26/01/2009
O Cristianismo Original

A banalização do cristianismo na era em que estamos vivendo remonta o cristianismo no início da era cristã.
Observe-se que a igreja cristã inicia-se em Atos 2 com a descida do Espírito Santo sobre os 120 que estavam no cenáculo, em Jerusalém. A partir de então o que se viu foi um povo cheio de poder, fé, amor, singeleza e convicção. O mundo não lhes satisfazia, todo encanto terrestre era fútil, seu alvo era cumprir o Ide de Jesus: pregar o evangelho, falar do reino vindouro e exaltar o rei Jesus. Se fosse necessário morriam com prazer, pois sabiam o que lhes esperava.
Quando Constantino por volta de 325 dC abriu as portas do império Romano para igreja a perseguição se abrandou, e o cristianismo passou a ser aceito, já não congregavam em catacumbas, recebiam verbas do estado, etc. houve então uma banalização do cristianismo e ser cristão tornou-se moda, era social ser membro da religião oficial, com isto houve um enfraquecimento da fé. Pessoas influentes da sociedade passaram a freqüentar os cultos e querer ter na igreja o mesmo status que tinha lá fora, surgiu então o nicolaismo, a hierarquia, a política, a fama, o paganismo, hibridando a fé, acabando com a originalidade, ficando apenas uns poucos que lutavam pela fé genuína.

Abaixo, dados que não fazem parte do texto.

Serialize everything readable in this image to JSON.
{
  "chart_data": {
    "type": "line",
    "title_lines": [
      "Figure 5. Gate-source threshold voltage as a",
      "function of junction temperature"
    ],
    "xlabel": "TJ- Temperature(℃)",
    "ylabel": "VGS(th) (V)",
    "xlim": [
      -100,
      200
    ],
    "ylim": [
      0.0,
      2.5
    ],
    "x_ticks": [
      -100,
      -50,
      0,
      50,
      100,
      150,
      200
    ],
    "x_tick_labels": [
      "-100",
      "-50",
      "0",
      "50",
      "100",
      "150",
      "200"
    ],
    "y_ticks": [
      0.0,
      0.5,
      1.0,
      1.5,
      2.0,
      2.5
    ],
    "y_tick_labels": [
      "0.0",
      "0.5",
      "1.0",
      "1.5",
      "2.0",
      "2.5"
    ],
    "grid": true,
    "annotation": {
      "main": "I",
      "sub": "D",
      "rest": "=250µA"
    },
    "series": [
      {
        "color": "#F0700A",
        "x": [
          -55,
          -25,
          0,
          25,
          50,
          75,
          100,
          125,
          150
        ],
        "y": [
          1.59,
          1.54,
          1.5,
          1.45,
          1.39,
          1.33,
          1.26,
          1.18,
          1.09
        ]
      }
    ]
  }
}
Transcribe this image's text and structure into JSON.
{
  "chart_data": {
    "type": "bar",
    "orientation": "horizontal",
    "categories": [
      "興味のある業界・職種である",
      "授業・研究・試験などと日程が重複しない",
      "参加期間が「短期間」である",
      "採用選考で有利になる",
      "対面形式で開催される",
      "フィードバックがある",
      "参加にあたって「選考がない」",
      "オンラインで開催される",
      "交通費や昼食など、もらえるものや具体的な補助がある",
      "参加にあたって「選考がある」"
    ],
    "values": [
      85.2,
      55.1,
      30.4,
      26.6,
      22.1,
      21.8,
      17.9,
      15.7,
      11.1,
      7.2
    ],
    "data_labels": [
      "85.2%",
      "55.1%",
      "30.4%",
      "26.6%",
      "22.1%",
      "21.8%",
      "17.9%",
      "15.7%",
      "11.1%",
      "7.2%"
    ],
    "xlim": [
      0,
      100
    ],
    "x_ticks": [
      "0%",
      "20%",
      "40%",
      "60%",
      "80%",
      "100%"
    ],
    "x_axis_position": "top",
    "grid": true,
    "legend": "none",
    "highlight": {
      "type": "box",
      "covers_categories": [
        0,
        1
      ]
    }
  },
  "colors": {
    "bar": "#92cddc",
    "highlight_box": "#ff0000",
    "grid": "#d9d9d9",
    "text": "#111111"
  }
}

Não será este o retrato do nosso cristianismo de hoje? As igrejas estão lotadas, estamos na era dos mega-templos, riquezas, abastanças, gente famosa, doutores em divindade. Virou moda ser evangélico, “gospel”. Frases banalizam o nome de Jesus: por exemplo: “Deus e 10”, “o cara lá de cima”, “100% Jesus”. Estampado em camisas e bonés, mas muito pouco nas vidas. Se houvesse nas vidas das pessoas o tanto de Jesus que se tem nas placas, nos automóveis, o mundo já era outro. Mas este nome Jesus virou marketing. Os cantores falidos do mundo se voltam para as igrejas. Usam as letras falando de Deus e os ritmos do inferno. Os políticos invadiram os púlpitos. Envergonhem-se pastores e vão para o cenáculo orar para encontrar discernimento! A educação e o materialismo tomaram o lugar da fé. A teologia tomou o lugar da experiência da sarça ardente. Sei que isto não é popular, mas é a verdade. A moda, o luxo, a vaidade, a imitação estão nas igrejas. Muitas igrejas são verdadeiras indústrias, comércios que apenas usam o nome Jesus.
A verdadeira fé é um produto raro, mas é bíblico, pois Jesus disse que o caminho é estreito e são poucos os querem ir por ele. Muitos “cristãos” fazem negócios sujos, as mulheres “crentes” são a fotocópias das atrizes de televisão. Que vergonha! Elas nunca encontraram com Cristo. A maioria defende com unhas e dentes a sua denominação, mas se envergonham de viver a vida que Cristo ensinou. Aquilo que tanto criticavam nos católicos, hoje fazem pior.
Ajudem-me a encontrar um cristão! Estou a caça deles. Suas vidas causam sede. E a coisa mais bela que se pode ver na terra é a vida de Cristo em uma pessoa: FÉ, VIRTUDE, CONHECIMENTO, TEMPERANÇA, PACIÊNCIA, PIEDADE E AMOR FRATERNAL. Isto é que lhe identifica, são cartas lidas de todos os homens, suas vidas falam mais alto que suas palavras.
Sua denominação, sua religião, nada vale para Deus, mas sim, o quanto você se identifica com a vida Dele.